After five days in Paris I took a train out of the city (Paris is too large to walk out of it), and then hitchhiked to Strasbourg via Reims, Troyes, Nancy, and Metz. Small towns are much more clean, pretty, and interesting than Paris. I liked Metz the most: it has a splendid medieval castle on an island in a small lake, beautifully illuminated at night.

In Strasbourg I got a ticket to the next station southward, and boarded a train to Switzerland. Swiss border was said to be difficult, but I was lucky: it was Friday night, and the train was full of tourists going to ski resorts. I found a dark compartment with sleeping tourists, put on my skiing hat, and hid in the darkest corner. The border guards didn't bother to wake us up.

Next morning I looked out of the compartment and saw a conductor giving a lecture to some guy caught with no ticket. "You should be ashamed, young man!" - I told the guy, passing by them toward the exit.

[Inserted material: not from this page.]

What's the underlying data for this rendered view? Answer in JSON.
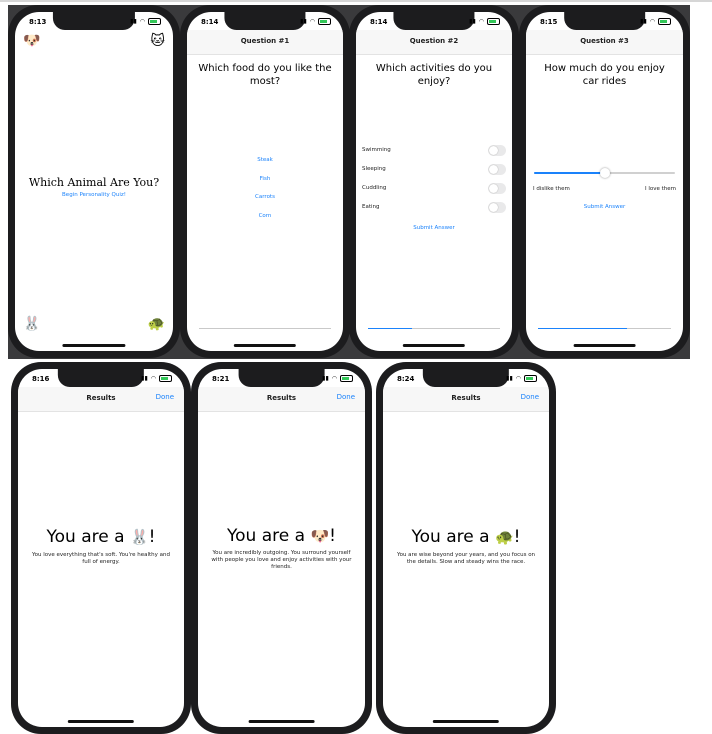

I found myself on a small station, and it took me a while to realize I was already in Switzerland. You can't just approach someone and ask "Excuse me, what country is this?"

Switzerland was cold and expensive, but hitchhiking was easy. I visited Basel, Solothurn, Lausanne, Neuchatel, Bern, Zurich, and Fribourg, the most beautiful of them all. Now I'm planning to go to Italy. I hope it is cheaper and warmer. I'll have to send this letter by mail - hope it doesn't get stolen.

Vladimir
New Vipers village, Ryazan Province, Russia

(I put this return address on the envelope to prevent Russian postal workers from stealing the letter in hope of finding foreign currency inside. It worked - V.D.)